Makanaki suelta el volante y con sus manos señala el cacho de espacio que sin duda ocuparía la maquinita quinceañera. Macanita vive asomando a sus humedades, y se desborda en la saliva eyaculada con cada “p” que pronuncia. Makanaki es sus gestos, que todo lo materializan.

Veo el vacío hacerse cola tierna entre sus manos. No dudo ni por un segundo que la tensión de sus pulgares despeja los gajos, haciendo que la luz llegue al hoyuelo imaginario.

El boliturbo, sin nadie que lo guíe, atraviesa barrios previsibles. Desde el fondo de las tripas nos viene un deseo primal. La papeleta voló hace tiempo, saludando en el viento con su melancolía de brillito metalizado. La nenorra que Makanaki dibujó en el éter se va desinflando, y la manija se viene sobre nosotros a medida que la guarrita invisible pierde su razón de ser.

–No sabés cómo la sirve este pibe– dice para romper el hielo, dando por sentado que íbamos en eso–. Te saca los ojos pa´ fuera como los dibujitos animados.

Así de pronto cambia la carátula. Macanaki se curva como metiéndose en los controles, saca la nariz y el cuello como en un acecho rastrero. El volante gira justo bajo la línea de sus ojos, y un tinte cromañón le aflora en los matices de la lengua.

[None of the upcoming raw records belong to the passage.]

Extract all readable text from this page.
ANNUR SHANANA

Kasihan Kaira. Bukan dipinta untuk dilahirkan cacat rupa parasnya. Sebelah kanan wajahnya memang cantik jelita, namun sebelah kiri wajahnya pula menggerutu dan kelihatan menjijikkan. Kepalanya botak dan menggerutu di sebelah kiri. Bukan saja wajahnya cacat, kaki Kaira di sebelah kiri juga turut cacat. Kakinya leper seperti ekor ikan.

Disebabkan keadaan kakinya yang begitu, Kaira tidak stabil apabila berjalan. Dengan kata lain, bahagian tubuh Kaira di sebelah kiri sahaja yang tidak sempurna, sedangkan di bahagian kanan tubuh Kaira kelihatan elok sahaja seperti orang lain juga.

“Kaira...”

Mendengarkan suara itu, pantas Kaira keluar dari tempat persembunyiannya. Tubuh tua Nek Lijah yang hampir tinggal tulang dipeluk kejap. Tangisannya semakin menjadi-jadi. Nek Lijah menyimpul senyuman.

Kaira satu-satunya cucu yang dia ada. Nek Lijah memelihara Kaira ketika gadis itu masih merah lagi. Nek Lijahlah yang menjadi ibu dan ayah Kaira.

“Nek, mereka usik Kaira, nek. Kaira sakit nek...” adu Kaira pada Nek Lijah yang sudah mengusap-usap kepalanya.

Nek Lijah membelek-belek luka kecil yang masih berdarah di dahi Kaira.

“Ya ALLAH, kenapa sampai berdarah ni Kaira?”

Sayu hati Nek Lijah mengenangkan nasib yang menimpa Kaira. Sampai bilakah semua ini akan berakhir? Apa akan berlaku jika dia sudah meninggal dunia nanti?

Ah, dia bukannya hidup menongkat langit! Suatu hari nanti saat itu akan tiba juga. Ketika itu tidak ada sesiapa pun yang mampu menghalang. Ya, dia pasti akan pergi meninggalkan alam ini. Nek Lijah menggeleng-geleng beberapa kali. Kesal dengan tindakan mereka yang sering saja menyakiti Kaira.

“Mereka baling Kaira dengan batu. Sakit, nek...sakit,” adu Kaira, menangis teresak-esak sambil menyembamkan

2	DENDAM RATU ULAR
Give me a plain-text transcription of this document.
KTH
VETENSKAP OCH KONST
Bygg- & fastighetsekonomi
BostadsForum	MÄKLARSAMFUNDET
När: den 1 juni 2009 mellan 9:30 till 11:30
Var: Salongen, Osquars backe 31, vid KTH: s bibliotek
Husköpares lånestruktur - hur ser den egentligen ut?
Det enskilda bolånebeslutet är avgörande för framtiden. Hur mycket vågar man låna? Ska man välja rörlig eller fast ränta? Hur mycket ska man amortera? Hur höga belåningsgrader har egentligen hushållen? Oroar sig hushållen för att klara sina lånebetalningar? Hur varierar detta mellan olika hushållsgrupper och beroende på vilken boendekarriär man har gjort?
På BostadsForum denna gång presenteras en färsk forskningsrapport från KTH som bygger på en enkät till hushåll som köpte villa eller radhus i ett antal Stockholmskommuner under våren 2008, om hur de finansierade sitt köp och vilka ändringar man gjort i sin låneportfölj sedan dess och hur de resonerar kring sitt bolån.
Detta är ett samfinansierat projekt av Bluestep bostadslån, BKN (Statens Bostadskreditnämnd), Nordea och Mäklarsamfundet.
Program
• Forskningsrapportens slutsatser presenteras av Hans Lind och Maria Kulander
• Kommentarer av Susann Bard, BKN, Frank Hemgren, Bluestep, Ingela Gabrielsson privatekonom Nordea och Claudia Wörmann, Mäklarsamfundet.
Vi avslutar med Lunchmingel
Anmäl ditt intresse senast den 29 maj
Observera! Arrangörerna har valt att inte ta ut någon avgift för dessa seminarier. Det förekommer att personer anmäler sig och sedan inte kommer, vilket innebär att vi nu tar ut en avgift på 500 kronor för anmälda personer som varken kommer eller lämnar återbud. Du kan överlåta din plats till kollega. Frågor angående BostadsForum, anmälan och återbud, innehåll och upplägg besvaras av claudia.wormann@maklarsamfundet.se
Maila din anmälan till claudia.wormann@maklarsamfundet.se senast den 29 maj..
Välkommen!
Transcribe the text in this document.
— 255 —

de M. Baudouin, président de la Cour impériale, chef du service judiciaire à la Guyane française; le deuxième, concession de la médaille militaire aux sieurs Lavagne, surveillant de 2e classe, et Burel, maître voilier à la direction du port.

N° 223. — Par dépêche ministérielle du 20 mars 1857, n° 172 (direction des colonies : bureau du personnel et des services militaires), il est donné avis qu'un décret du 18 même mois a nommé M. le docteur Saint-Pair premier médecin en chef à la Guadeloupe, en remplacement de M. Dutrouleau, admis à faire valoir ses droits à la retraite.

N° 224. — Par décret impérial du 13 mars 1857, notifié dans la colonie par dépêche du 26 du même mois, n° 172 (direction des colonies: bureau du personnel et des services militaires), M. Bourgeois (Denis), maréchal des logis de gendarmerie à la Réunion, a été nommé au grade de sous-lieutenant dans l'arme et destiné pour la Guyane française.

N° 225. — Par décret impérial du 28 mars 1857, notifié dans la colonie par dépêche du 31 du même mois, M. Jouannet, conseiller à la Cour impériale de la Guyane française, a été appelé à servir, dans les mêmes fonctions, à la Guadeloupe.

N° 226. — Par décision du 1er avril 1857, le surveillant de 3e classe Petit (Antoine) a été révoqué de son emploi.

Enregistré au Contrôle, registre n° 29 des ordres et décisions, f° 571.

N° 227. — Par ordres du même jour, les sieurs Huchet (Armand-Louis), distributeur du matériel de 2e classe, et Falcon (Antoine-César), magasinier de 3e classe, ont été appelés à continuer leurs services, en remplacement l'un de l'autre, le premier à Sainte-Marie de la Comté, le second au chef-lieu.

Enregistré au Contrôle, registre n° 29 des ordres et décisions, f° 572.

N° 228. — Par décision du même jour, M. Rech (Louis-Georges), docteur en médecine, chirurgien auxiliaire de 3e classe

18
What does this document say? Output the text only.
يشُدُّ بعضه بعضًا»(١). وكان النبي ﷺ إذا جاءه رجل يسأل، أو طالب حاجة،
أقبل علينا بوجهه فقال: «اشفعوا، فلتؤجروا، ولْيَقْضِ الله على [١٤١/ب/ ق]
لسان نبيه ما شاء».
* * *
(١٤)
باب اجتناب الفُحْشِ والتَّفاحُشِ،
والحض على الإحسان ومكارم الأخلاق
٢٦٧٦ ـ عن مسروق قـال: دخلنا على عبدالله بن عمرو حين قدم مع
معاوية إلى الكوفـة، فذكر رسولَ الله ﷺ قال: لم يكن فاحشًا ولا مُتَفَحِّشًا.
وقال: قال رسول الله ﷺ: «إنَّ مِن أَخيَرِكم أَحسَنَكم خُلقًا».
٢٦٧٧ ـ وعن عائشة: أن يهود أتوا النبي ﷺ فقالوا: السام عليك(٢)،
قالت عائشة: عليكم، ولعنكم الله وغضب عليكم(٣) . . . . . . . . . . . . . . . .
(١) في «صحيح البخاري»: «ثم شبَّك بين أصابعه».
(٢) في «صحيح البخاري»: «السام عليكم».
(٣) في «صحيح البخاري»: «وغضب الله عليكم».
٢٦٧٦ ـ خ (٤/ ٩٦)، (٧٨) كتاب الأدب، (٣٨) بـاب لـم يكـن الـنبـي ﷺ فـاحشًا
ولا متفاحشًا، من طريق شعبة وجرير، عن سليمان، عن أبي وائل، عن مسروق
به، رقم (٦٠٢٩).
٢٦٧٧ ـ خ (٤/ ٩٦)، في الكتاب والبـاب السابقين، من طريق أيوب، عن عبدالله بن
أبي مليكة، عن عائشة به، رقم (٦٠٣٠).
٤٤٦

–Ahí, Bochita, soy un señor, ya lo vas a ver.

Ahora quiero creerle más que nunca. Antes me mostraba sus deseos pero ahora me invita a ellos.

–De balanza, Bochita, ni una palabra más. Ahí un mogra es un mogra y sanseacabó.

Esa es la justicia que añoraba: la de Sanseacabó.

–Aparte, no sabés–me decía– má’ que terrones parecen dados, y la raspa así, che, mirá, y mandanga va cayendo en cascadita. Si la ves te matás, Bochita, te matás.

Antes, esas manos huesudas me hacían ver la carne blanca de la nenorra en el parabrisas; ahora es un carnaval de cristales blancos que empañan mi visión.

–La ves venir como en el flipper, Bochita. La balanza canta cuatro veintidós. En eso el pibe manda cucharazo y en verdecito dice cuatro siete cuatro. Ahí decís, que se le piante otro cucharazo porque el chabón no pijotea. Y si viene yapa, viene yapa. Pero el hijo de puta tiene una muñeca que da calambre. Vez que la vigilanta canta cuatro noventa y dos. Llueve un poquito más, cuatro noventa seis. Y el chabón le da un pijazo de piojo. Y la puta balanza se clava en cinco cero dos.

Ojalá temblara esa mano y no la del volante, pienso para mí.

–Ahí sí, Bochita, dos trompetazos más y no nos paran ni con un ferrocarril.

El fitito mamboretea por la bufanda de rocío. Bleque a bleque se afirma en el asfalto mojado.

–No nos paran, Bochita– decía Makanaki.

Yo me pregunto quién nos lanza. Pero la rentabilidad costo-beneficio se anula algebraicamente con el porcentaje de satisfacción alcanzado. Neutralizados ambos, y luego de despejar equis, se llega al único resultado posible: manija. Así anda el Boliturbo, con tracción a muela.

–Ahí no más, Bochita, nos caemos en Kitti’s – anuncia– Amuramos en la barra y de uñasco soplamos otro trompetazo.

Prácticamente nos podía ver en la barra.

—Entonces, ya se viene el puterio a revolotearnos– golpea el volante con las dos manos—, y nos enfiestamos, Bochita, qué mierda.

Me mira, masticando dientes con los ojos tan redondos y blancos que parecen faroles.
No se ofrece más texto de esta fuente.